In this world i call my own,contentment, self-belief, i make my thoughts known.

Tuesday, December 09, 2008

You make me laugh.

I was looking forward to next year's road trip, to the extent I can't wait for it to be here. Then plans were almost made to rest, and we made plans on our own. I got excited again, so excited I planned a long list of villas I shortlisted for you to choose, where we'll have a couple of days to ourselves. Albeit it being literally a couple of days, I was a happy girl.

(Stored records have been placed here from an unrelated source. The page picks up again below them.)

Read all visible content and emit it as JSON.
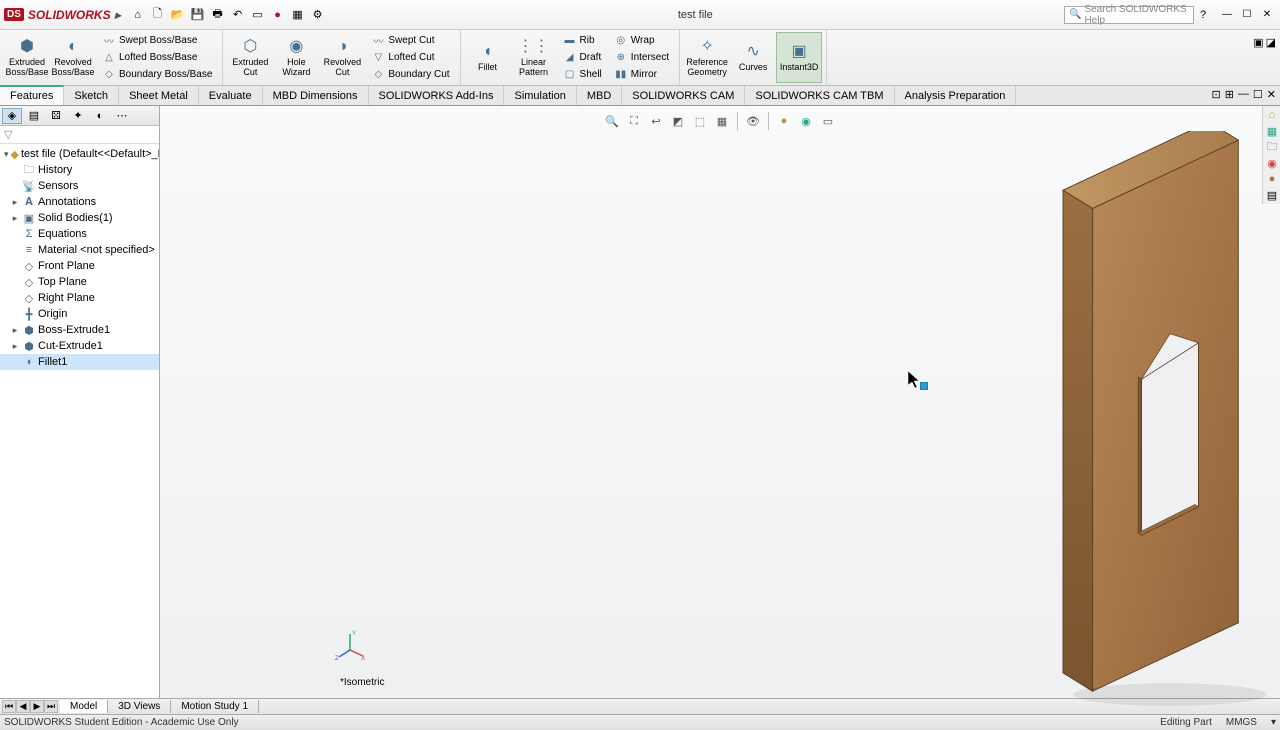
{
  "app": {
    "brand_prefix": "DS",
    "brand_name": "SOLIDWORKS",
    "document_title": "test file",
    "search_placeholder": "Search SOLIDWORKS Help"
  },
  "ribbon": {
    "extruded_boss": "Extruded Boss/Base",
    "revolved_boss": "Revolved Boss/Base",
    "swept_boss": "Swept Boss/Base",
    "lofted_boss": "Lofted Boss/Base",
    "boundary_boss": "Boundary Boss/Base",
    "extruded_cut": "Extruded Cut",
    "hole_wizard": "Hole Wizard",
    "revolved_cut": "Revolved Cut",
    "swept_cut": "Swept Cut",
    "lofted_cut": "Lofted Cut",
    "boundary_cut": "Boundary Cut",
    "fillet": "Fillet",
    "linear_pattern": "Linear Pattern",
    "rib": "Rib",
    "draft": "Draft",
    "shell": "Shell",
    "wrap": "Wrap",
    "intersect": "Intersect",
    "mirror": "Mirror",
    "ref_geom": "Reference Geometry",
    "curves": "Curves",
    "instant3d": "Instant3D"
  },
  "tabs": {
    "items": [
      "Features",
      "Sketch",
      "Sheet Metal",
      "Evaluate",
      "MBD Dimensions",
      "SOLIDWORKS Add-Ins",
      "Simulation",
      "MBD",
      "SOLIDWORKS CAM",
      "SOLIDWORKS CAM TBM",
      "Analysis Preparation"
    ],
    "active_index": 0
  },
  "tree": {
    "root": "test file  (Default<<Default>_Display",
    "items": [
      {
        "label": "History",
        "icon": "folder"
      },
      {
        "label": "Sensors",
        "icon": "sensor"
      },
      {
        "label": "Annotations",
        "icon": "annotation",
        "expandable": true
      },
      {
        "label": "Solid Bodies(1)",
        "icon": "body",
        "expandable": true
      },
      {
        "label": "Equations",
        "icon": "sigma"
      },
      {
        "label": "Material <not specified>",
        "icon": "material"
      },
      {
        "label": "Front Plane",
        "icon": "plane"
      },
      {
        "label": "Top Plane",
        "icon": "plane"
      },
      {
        "label": "Right Plane",
        "icon": "plane"
      },
      {
        "label": "Origin",
        "icon": "origin"
      },
      {
        "label": "Boss-Extrude1",
        "icon": "feature",
        "expandable": true
      },
      {
        "label": "Cut-Extrude1",
        "icon": "feature",
        "expandable": true
      },
      {
        "label": "Fillet1",
        "icon": "fillet",
        "selected": true
      }
    ]
  },
  "viewport": {
    "orientation_label": "*Isometric"
  },
  "bottom_tabs": {
    "items": [
      "Model",
      "3D Views",
      "Motion Study 1"
    ],
    "active_index": 0
  },
  "status": {
    "left": "SOLIDWORKS Student Edition - Academic Use Only",
    "editing": "Editing Part",
    "units": "MMGS"
  }
}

I haven't had the chance to show you the list, now plans for the road trip seem to be back in place. Don't get me wrong, I still want the road trip, it'll be fun I know, cos going anywhere with you would do. Perhaps I don't quite like my plans being shuffled all over the place, and it's tiring to get anxious, then disappointed, then anxious all over again.

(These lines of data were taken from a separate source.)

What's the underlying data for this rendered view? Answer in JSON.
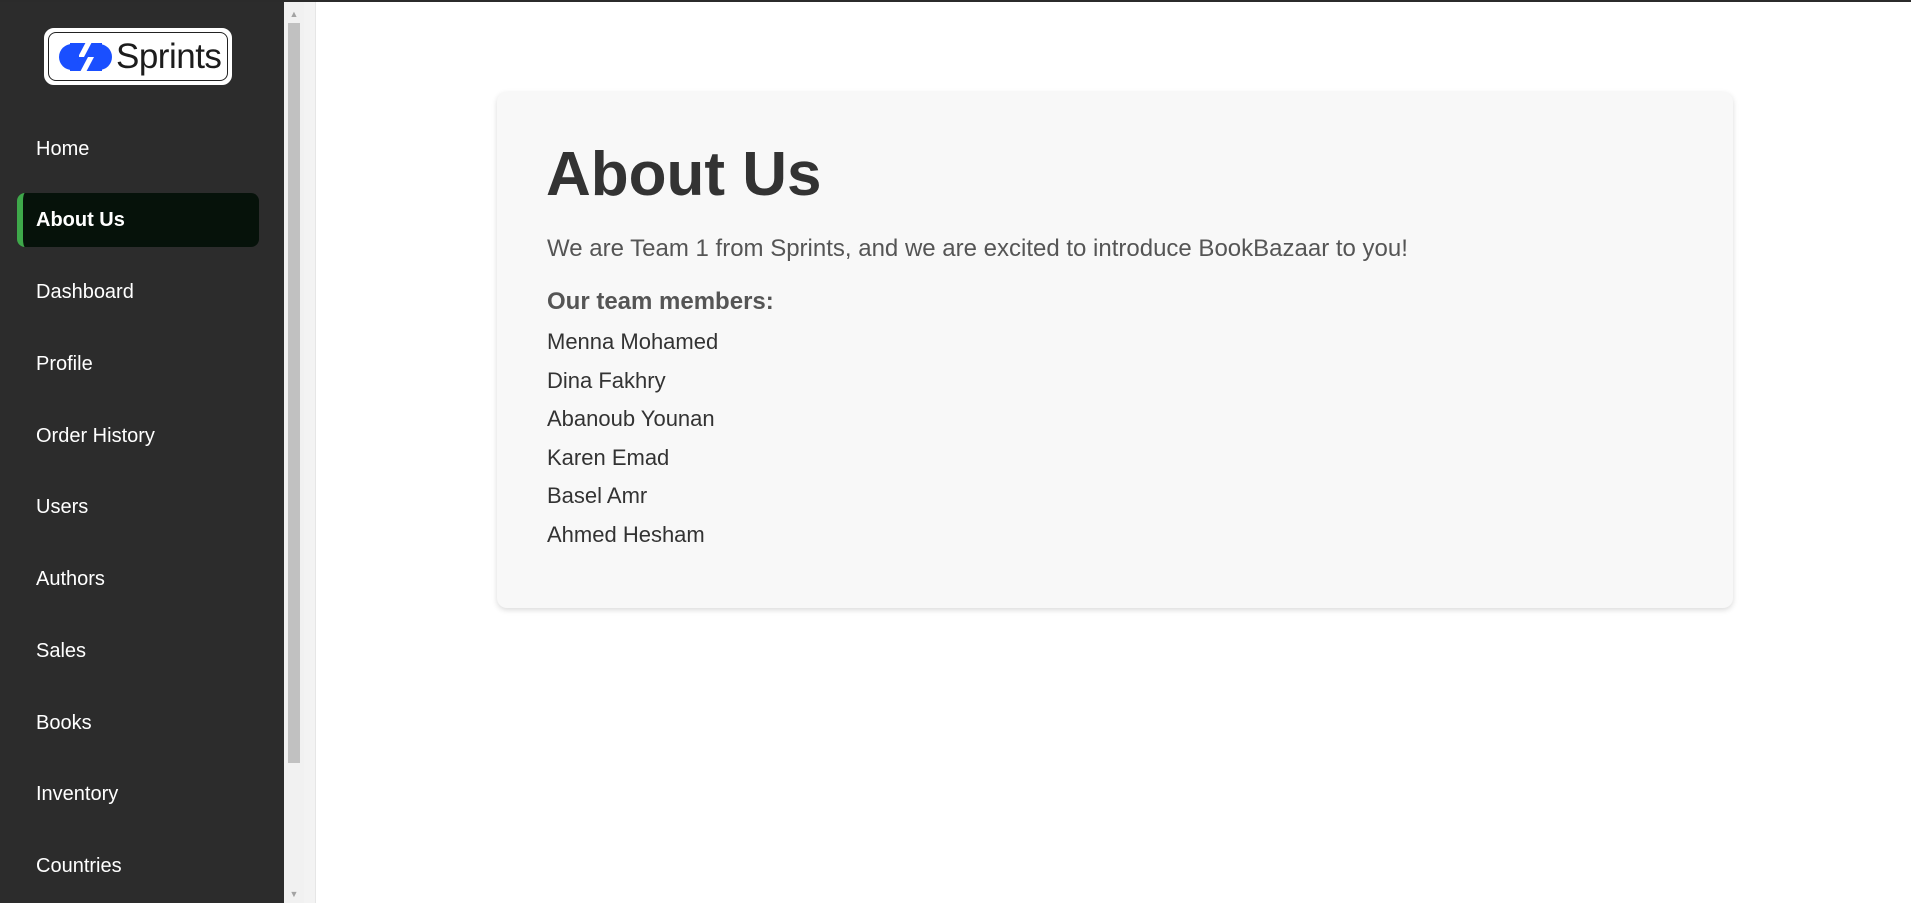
{
  "sidebar": {
    "logo_text": "Sprints",
    "items": [
      {
        "label": "Home",
        "active": false
      },
      {
        "label": "About Us",
        "active": true
      },
      {
        "label": "Dashboard",
        "active": false
      },
      {
        "label": "Profile",
        "active": false
      },
      {
        "label": "Order History",
        "active": false
      },
      {
        "label": "Users",
        "active": false
      },
      {
        "label": "Authors",
        "active": false
      },
      {
        "label": "Sales",
        "active": false
      },
      {
        "label": "Books",
        "active": false
      },
      {
        "label": "Inventory",
        "active": false
      },
      {
        "label": "Countries",
        "active": false
      }
    ]
  },
  "main": {
    "title": "About Us",
    "intro": "We are Team 1 from Sprints, and we are excited to introduce BookBazaar to you!",
    "team_heading": "Our team members:",
    "members": [
      "Menna Mohamed",
      "Dina Fakhry",
      "Abanoub Younan",
      "Karen Emad",
      "Basel Amr",
      "Ahmed Hesham"
    ]
  },
  "colors": {
    "sidebar_bg": "#2c2c2c",
    "active_bg": "#06120a",
    "active_accent": "#3ea84a",
    "logo_blue": "#1a4fff"
  }
}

Thinking through, it could also be because, I really want a holiday. Our last real trip was in April, if I remember correctly. Any one that's coming up would do, yet either one's not happening anytime soon. I'm not bored of the routine, I just need somewhere to escape, and live someone else's life just for a teenie weenie while. Or, maybe, it could be that I'm too envious of everyone else taking leave and going on a holiday.

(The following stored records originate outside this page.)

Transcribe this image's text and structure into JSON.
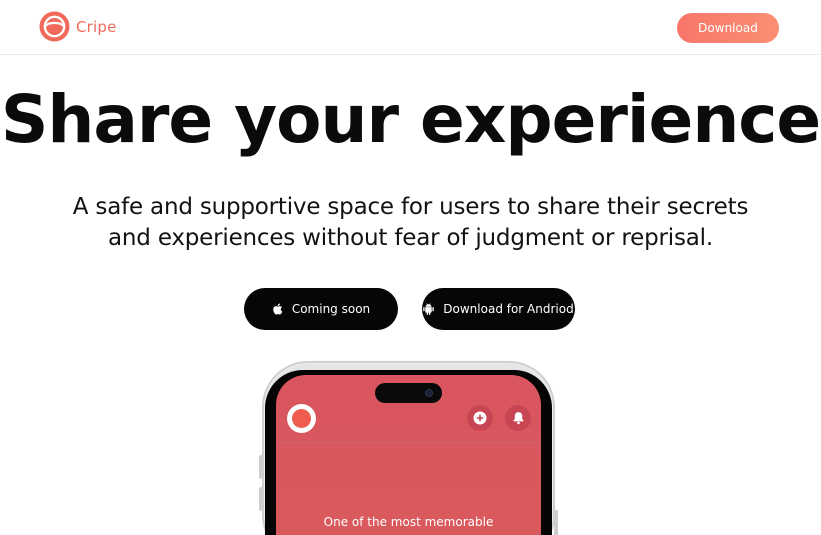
{
  "nav": {
    "brand_name": "Cripe",
    "download_label": "Download"
  },
  "hero": {
    "title": "Share your experience",
    "subtitle_line1": "A safe and supportive space for users to share their secrets",
    "subtitle_line2": "and experiences without fear of judgment or reprisal."
  },
  "store_buttons": {
    "ios_label": "Coming soon",
    "ios_icon": "apple-icon",
    "android_label": "Download for Andriod",
    "android_icon": "android-icon"
  },
  "phone_preview": {
    "post_text": "One of the most memorable"
  },
  "colors": {
    "brand": "#f06a5c",
    "download_gradient_start": "#f7766a",
    "download_gradient_end": "#fb8f73",
    "app_background": "#d9555f",
    "store_button": "#060606"
  }
}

July's a good 7 months away, and that's too long. I may just wilt and wither away into nothingness. It's too many days to count down till then, too many pending confirmations, for me to start anyway.

Having said that, I've never been more convinced, how much I enjoy doing absolutely nothing. Slowing the pace to almost a stop, after a week of hustle and bustle. Either that, or I'm simply too lazy to move my butt anywhere.

All I want to say right now is, you make me happy and make me want to run into the wall headfirst, all at the very same time. You're amazing.....and amazingly irritating.